Les quatre unités britanniques de production d’électricité de Daniel Křetínský lui ont fait perdre 23,1 millions d’euros l’an dernier, s’alarment les journalistes du Times, dans un article, ce lundi. Qu’ils se rassurent, le milliardaire tchèque poursuit son «marché», principalement selon deux axes, l’énergie et la grande distribution.
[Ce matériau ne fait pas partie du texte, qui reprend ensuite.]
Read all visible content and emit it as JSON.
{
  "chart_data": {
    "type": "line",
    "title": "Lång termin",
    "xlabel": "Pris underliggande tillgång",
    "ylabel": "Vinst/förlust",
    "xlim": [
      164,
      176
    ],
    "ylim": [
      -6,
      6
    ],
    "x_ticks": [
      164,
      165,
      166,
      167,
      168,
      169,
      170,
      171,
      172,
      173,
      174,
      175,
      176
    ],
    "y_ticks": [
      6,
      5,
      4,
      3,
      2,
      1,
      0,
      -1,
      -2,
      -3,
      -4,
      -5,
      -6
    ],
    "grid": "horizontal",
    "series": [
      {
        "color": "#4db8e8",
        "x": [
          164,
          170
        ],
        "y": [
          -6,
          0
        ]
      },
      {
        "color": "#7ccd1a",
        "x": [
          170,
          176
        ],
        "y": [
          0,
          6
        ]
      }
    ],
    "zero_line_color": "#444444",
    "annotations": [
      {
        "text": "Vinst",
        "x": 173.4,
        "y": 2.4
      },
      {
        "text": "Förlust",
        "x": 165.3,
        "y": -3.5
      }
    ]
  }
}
Rien que ses 9,99% dans Sainsbury’s, détenus via la luxembourgeoise Vesa Equity (qui abrite aussi des parts de Casino, Foot Locker, Macy’s, Royal Mail ou PostNL) ont compensé ce manque à gagner depuis que le géant des supermarchés est l’objet des convoitises des fonds d’investissement depuis fin août. Et ce n’est qu’une partie de l’image, comme en témoignent les comptes de ses sociétés luxembourgeoises.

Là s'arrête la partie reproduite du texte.